El carretero está totalmente destrozado desde el aluvión del 28 de febrero pasado, que afectó no solo al casco urbano, sino rural como San Roque; pero hasta la fecha ningún organismo ni cantonal ni provincial ha hecho algo por mejorar su carpeta asfáltica.
“Hace meses trajeron maquinaria para ejecutar tareas de levantamiento del asfalto dañado y volver a reasfaltar, particularmente en el tramo El Romeral-San Roque, sin embargo, los trabajos quedaron a medias; pues con las lluvias que caen se vuelve un barrazal, y cuando hace sol, se levanta inmensas nubes de polvo como actualmente está pasando”, manifestaron a diario CORREO varios transportistas y moradores de San Roque, que están cansados del poco accionar de las autoridades competentes, entre ellas, de la Prefectura de El Oro.
Recordaron que esta vía, que la Prefectura de El Oro ofreció reasfaltar no se ha hecho ningún trabajo.
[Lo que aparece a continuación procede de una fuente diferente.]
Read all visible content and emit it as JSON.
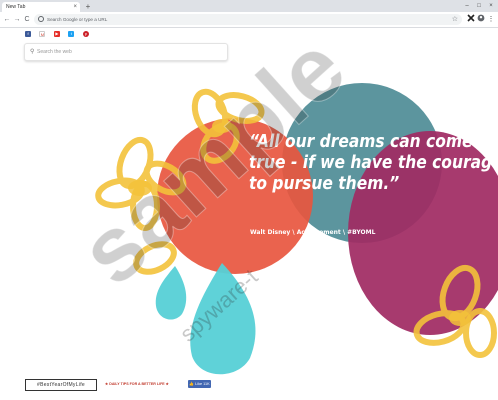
{
  "browser": {
    "tab_title": "New Tab",
    "tab_close": "×",
    "new_tab": "+",
    "window_controls": {
      "minimize": "–",
      "maximize": "□",
      "close": "×"
    },
    "nav": {
      "back": "←",
      "forward": "→",
      "reload": "C"
    },
    "omnibox_placeholder": "Search Google or type a URL",
    "star": "☆",
    "menu": "⋮"
  },
  "social": [
    {
      "name": "facebook",
      "glyph": "f",
      "color": "#3b5998"
    },
    {
      "name": "gmail",
      "glyph": "M",
      "color": "#ffffff"
    },
    {
      "name": "youtube",
      "glyph": "▶",
      "color": "#e52d27"
    },
    {
      "name": "twitter",
      "glyph": "t",
      "color": "#1da1f2"
    },
    {
      "name": "pinterest",
      "glyph": "p",
      "color": "#cb2027"
    }
  ],
  "search": {
    "placeholder": "Search the web"
  },
  "quote": {
    "line1": "“All our dreams can come",
    "line2": "true - if we have the courage",
    "line3": "to pursue them.”",
    "attribution": "Walt Disney \\ Achievement \\ #BYOML"
  },
  "watermark": {
    "big": "sample",
    "small": "spyware-t"
  },
  "footer": {
    "logo": "#BestYearOfMyLife",
    "tagline": "★ DAILY TIPS FOR A BETTER LIFE ★",
    "fb_like": "👍 Like 11K"
  },
  "colors": {
    "accent_red": "#e8563f",
    "accent_teal": "#4a8a93",
    "accent_magenta": "#a02b63",
    "accent_yellow": "#f3c23a",
    "accent_cyan": "#56d0d6"
  }
}
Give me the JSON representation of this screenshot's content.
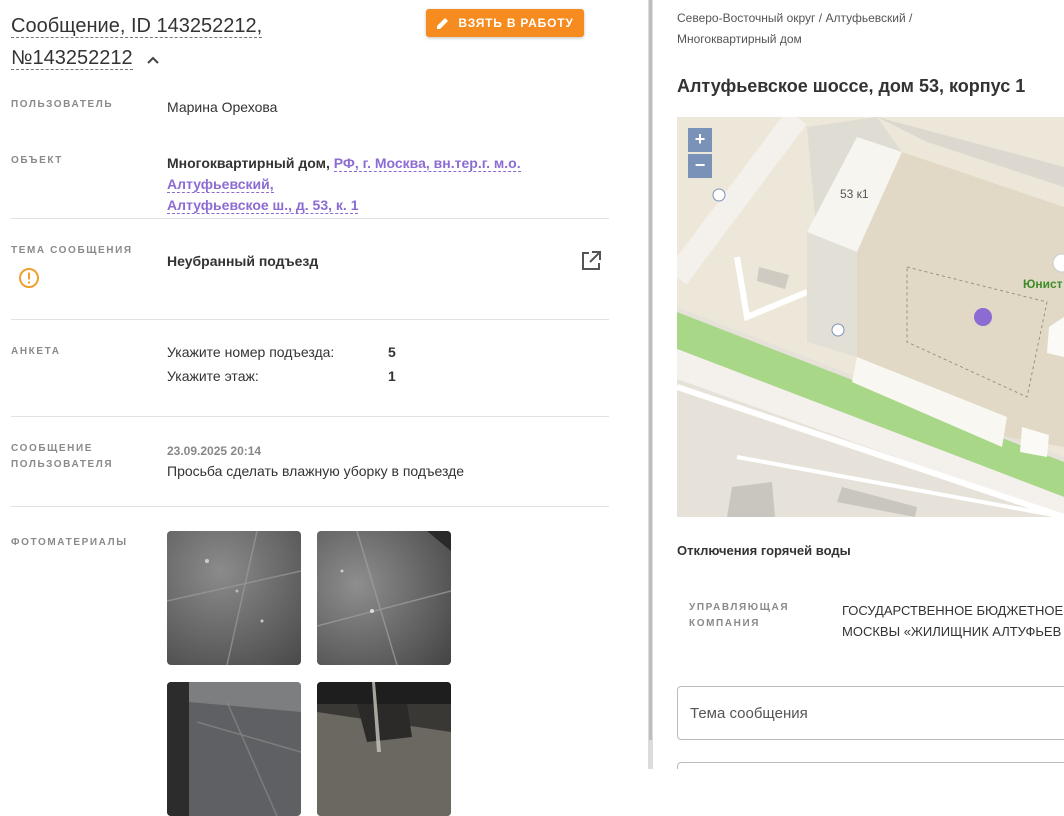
{
  "header": {
    "title_line1": "Сообщение, ID 143252212,",
    "title_line2": "№143252212",
    "take_button": "ВЗЯТЬ В РАБОТУ"
  },
  "fields": {
    "user": {
      "label": "ПОЛЬЗОВАТЕЛЬ",
      "value": "Марина Орехова"
    },
    "object": {
      "label": "ОБЪЕКТ",
      "type": "Многоквартирный дом,",
      "link_line1": "РФ, г. Москва, вн.тер.г. м.о. Алтуфьевский,",
      "link_line2": "Алтуфьевское ш., д. 53, к. 1"
    },
    "topic": {
      "label": "ТЕМА СООБЩЕНИЯ",
      "value": "Неубранный подъезд"
    },
    "survey": {
      "label": "АНКЕТА",
      "rows": [
        {
          "q": "Укажите номер подъезда:",
          "a": "5"
        },
        {
          "q": "Укажите этаж:",
          "a": "1"
        }
      ]
    },
    "message": {
      "label_line1": "СООБЩЕНИЕ",
      "label_line2": "ПОЛЬЗОВАТЕЛЯ",
      "date": "23.09.2025 20:14",
      "text": "Просьба сделать влажную уборку в подъезде"
    },
    "photos": {
      "label": "ФОТОМАТЕРИАЛЫ"
    }
  },
  "right": {
    "breadcrumb": [
      "Северо-Восточный округ",
      "Алтуфьевский",
      "Многоквартирный дом"
    ],
    "separator": "/",
    "address": "Алтуфьевское шоссе, дом 53, корпус 1",
    "map": {
      "building_label": "53 к1",
      "street_label": "Юнист",
      "zoom_in": "+",
      "zoom_out": "−"
    },
    "hot_water": "Отключения горячей воды",
    "company": {
      "label_line1": "УПРАВЛЯЮЩАЯ",
      "label_line2": "КОМПАНИЯ",
      "value_line1": "ГОСУДАРСТВЕННОЕ БЮДЖЕТНОЕ",
      "value_line2": "МОСКВЫ «ЖИЛИЩНИК АЛТУФЬЕВ"
    },
    "topic_input_placeholder": "Тема сообщения"
  },
  "colors": {
    "accent": "#f68b1f",
    "link": "#8c6cd2",
    "marker": "#8c6cd2",
    "warning": "#f0a030"
  }
}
Cada día con las lluvias se agrava la situación. Hay más cortes y derrumbos. No se puede movilizar fácilmente a la parroquia San Roque, así como la gente se limita a venir cada domingo a la misa o a degustar de la gastronomía y actividades turísticas que siempre se presentan por el desastroso estado de la carretera.
Además, señalaron, los denunciantes que, a raíz de la fuerte temporada invernal pasada, el río no ha sido limpiado. Más bien, se lo sigue llenando de residuos de construcciones y de tierra que se saca de los terraplenes de los terrenos que van a construir viviendas o negocios. La palizada que estuvo debajo del puente, ventajosamente, los vecinos y moradores en general del sitio Tarapal, limpiaron, y no, eso estuviera con un mayor peligro.
Indicaron que, esperan que las autoridades de la parroquia, la alcaldía de Piñas y el Prefecto de El Oro, que le corresponde las vías rurales, se preocupen de arreglar la vía desde El Portete hasta San Roque. “Ellos ofrecen, comienzan a trabajar a inicios de la temporada de invierno y la obra no la pueden terminar con el so pretexto de que está lloviendo y no pueden concluir con el arreglo. Pero, en realidad, no se cumple”, puntualizaron.
Por la infinidad de huecos que hay a lo largo de trayecto, los conductores tienen que tomar las precauciones del caso para evitar que los automotores se caigan en los grandes baches o esquivarlos para evitar algún choque, explosionamiento de llantas, rompimientos de aros, amortiguadores, suspensiones y otras averías como ya ha sucedido anteriormente.
“Todo esto se debe a la irresponsabilidad de quienes tienen las competencias de la vialidad rural”, acotaron, y cuestionaron a las autoridades del cantón que no hacen nada. Cada cual por su lado. Se preocupan más de los asuntos políticos, de intereses personales o económicos, pero de los grandes problemas que aqueja el cantón, especialmente de la vialidad, no se preocupan.
Por eso se preguntan… ¿Y cuándo se reasfaltará la vía El Portete-Tarapal-San Roque? El prefecto de El Oro, Clemente Bravo tiene la palabra.